Luego, empezó a correr, corría veloz como el viento mientras la tortuga iba despacio, pero, eso sí, sin parar. Enseguida, la liebre se adelantó muchísimo. Se detuvo al lado del camino y se sentó a descansar.

Cuando la tortuga pasó por su lado, la liebre aprovechó para burlarse de ella una vez más.
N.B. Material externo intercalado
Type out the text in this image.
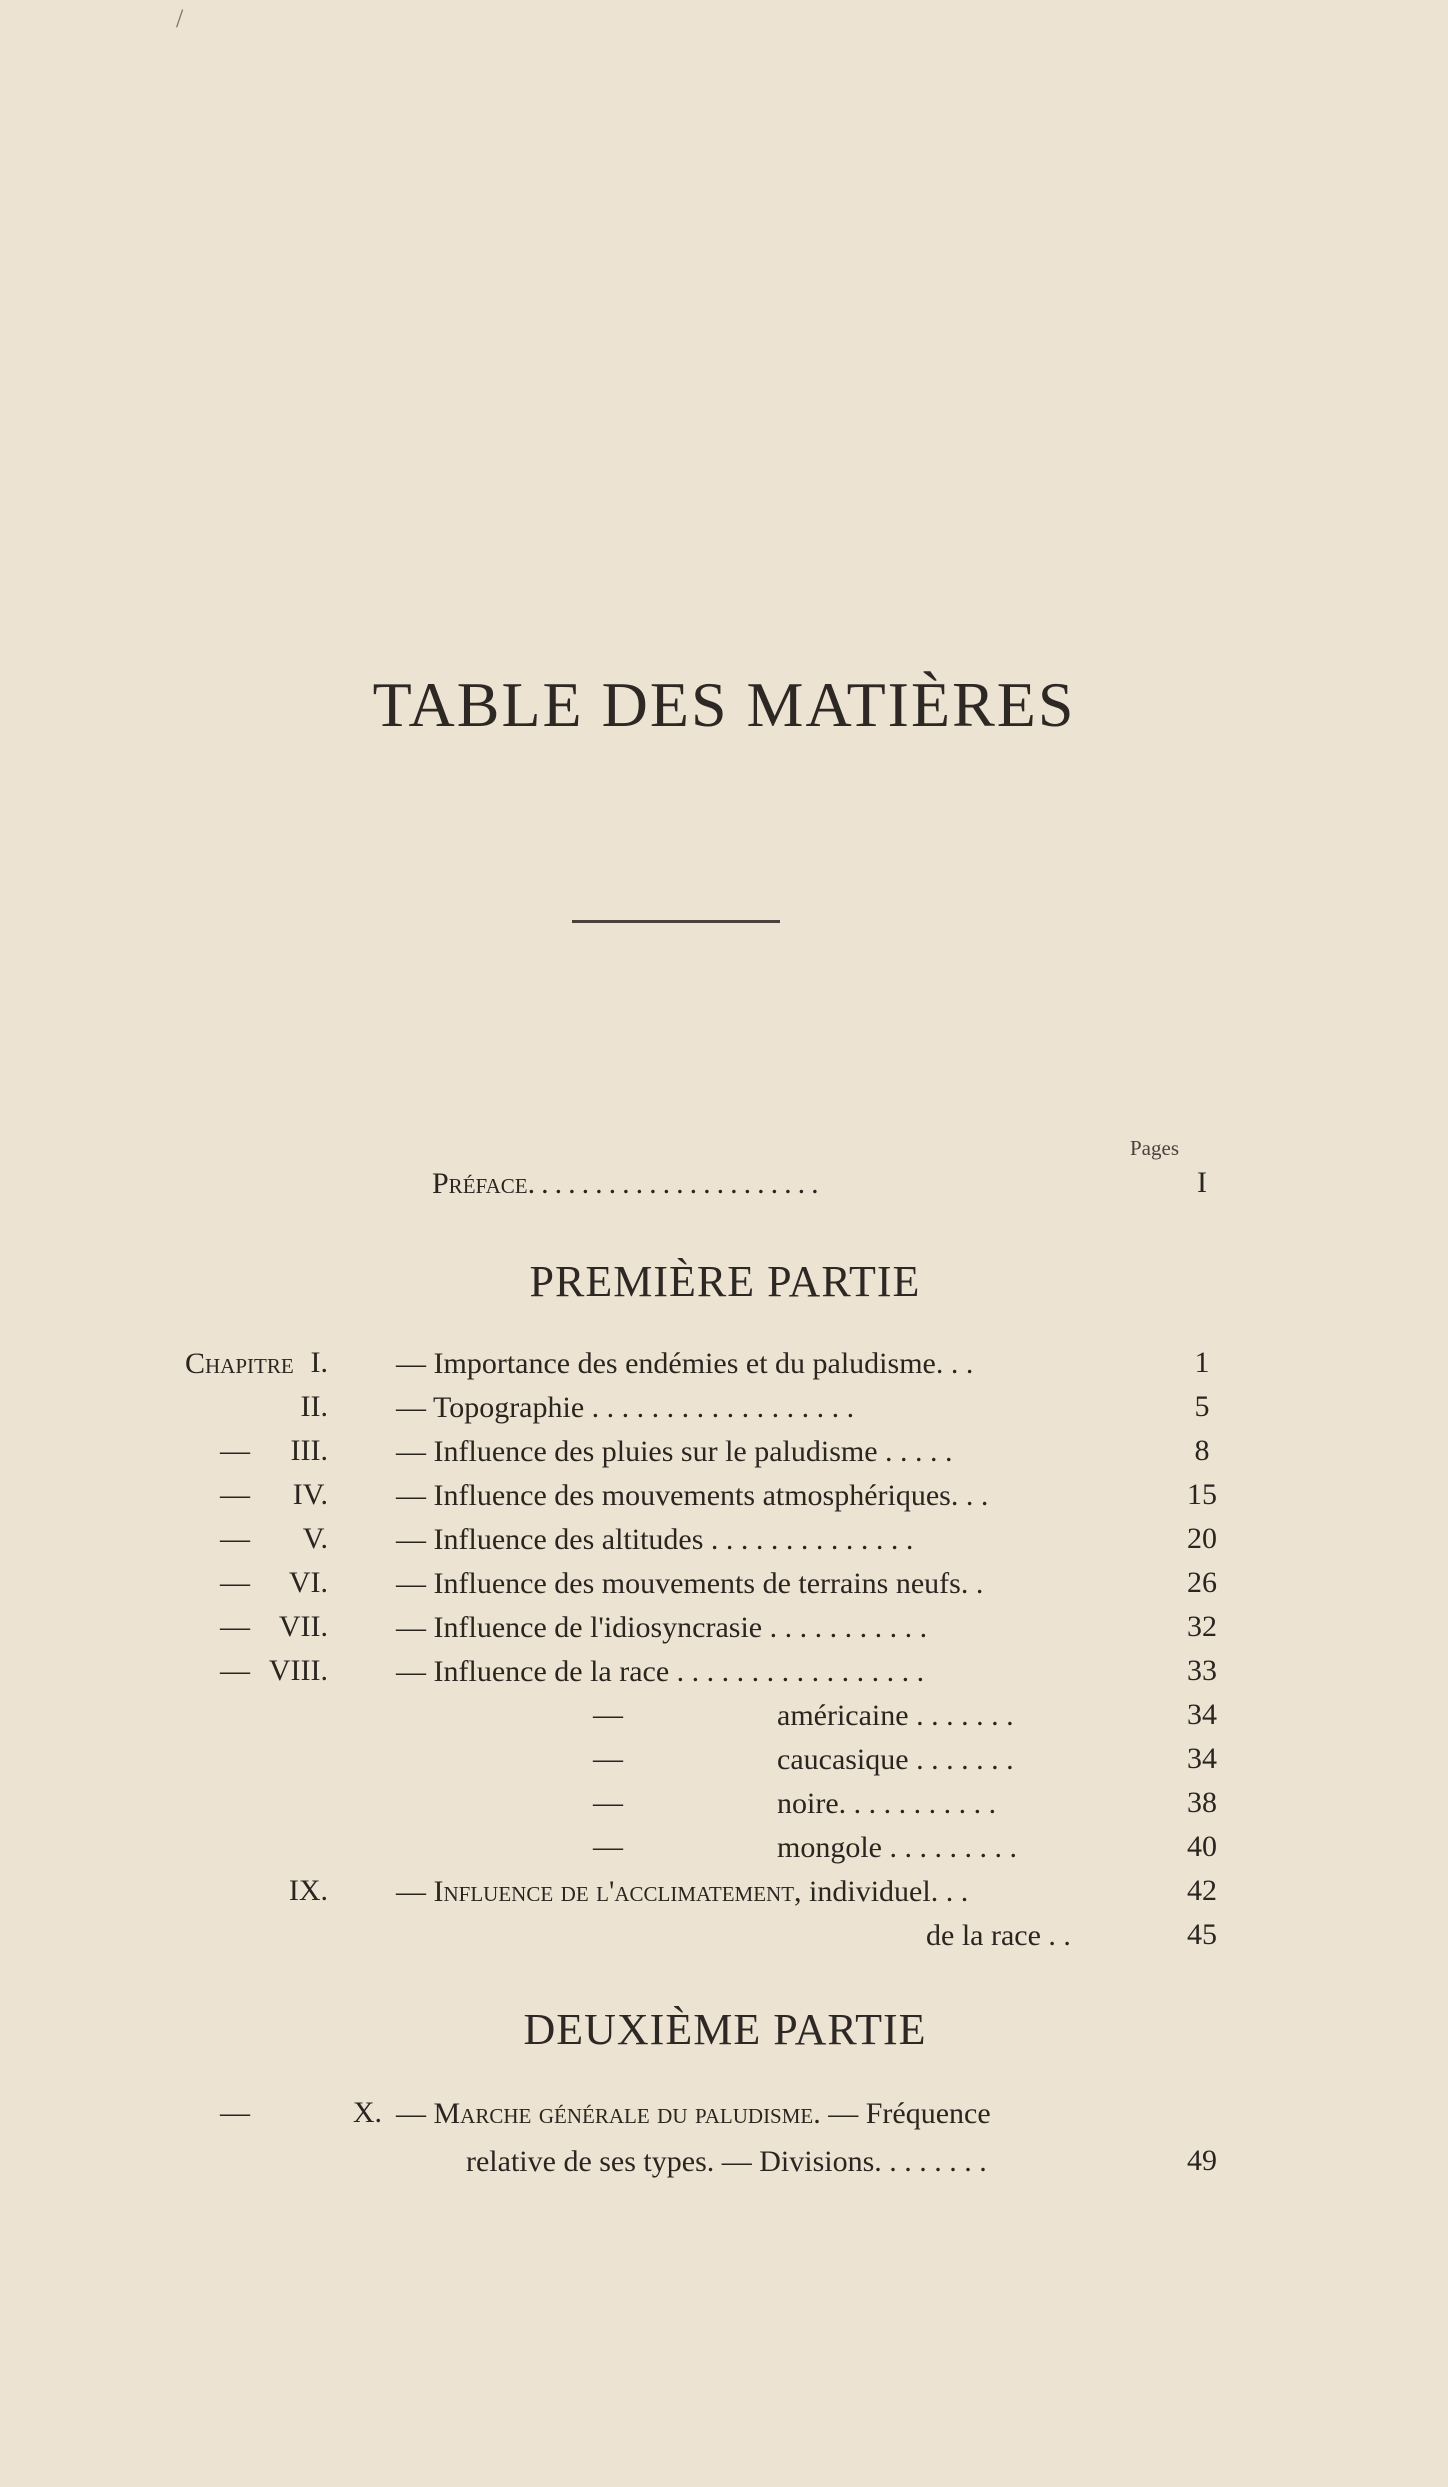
/
TABLE DES MATIÈRES
Pages
Préface......................	I
PREMIÈRE PARTIE
Chapitre I. — Importance des endémies et du paludisme. . .	1
II. — Topographie . . . . . . . . . . . . . . . . . .	5
—	III. — Influence des pluies sur le paludisme . . . . .	8
—	IV. — Influence des mouvements atmosphériques. . .	15
—	V. — Influence des altitudes . . . . . . . . . . . . . .	20
—	VI. — Influence des mouvements de terrains neufs. .	26
— VII. — Influence de l'idiosyncrasie . . . . . . . . . . .	32
— VIII. — Influence de la race . . . . . . . . . . . . . . . . .	33
—	américaine . . . . . . .	34
—	caucasique . . . . . . .	34
—	noire. . . . . . . . . . .	38
—	mongole . . . . . . . . .	40
IX. — Influence de l'acclimatement, individuel. . .	42
de la race . .	45
DEUXIÈME PARTIE
—	X. — Marche générale du paludisme. — Fréquence
relative de ses types. — Divisions. . . . . . . .	49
En esta confianza, se instaló a sus anchas bajo un árbol y se quedó profundamente dormida.

¡Vaya si le sobraba el tiempo para ganarle a tan lerda criatura!

Cada uno de sus diminutos pasos acercaba más a la tortuga al olmo, que era la meta señalada. Avanzaba lenta y pesadamente, exhausta por haber llegado tan lejos a su máxima velocidad, pero cobró fuerzas para una arremetida final, porque ya llegaba a la meta.

Cuando la liebre se despertó, y al ver que la tortuga estaba casi junto al punto de llegada, se levantó de un salto y echó a correr por el camino, a grandes brincos.
Los espectadores gritaban, bailoteaban y saltaban frenéticamente de aquí para allá. Nunca habían imaginado que la carrera pudiera llegar a tal estado.

La liebre corrió con todas sus fuerzas pero ya era demasiado tarde, la tortuga había ganado la carrera. Los espectadores aplaudieron con entusiasmo. Y palmearon a la tortuga en su ancha y lisa caparazón.

Aquel día fue muy triste para la liebre y aprendió una lección que no olvidaría jamás: No hay que burlarse de los demás. También que la pereza y el exceso de confianza pueden hacer que uno no alcance sus objetivos.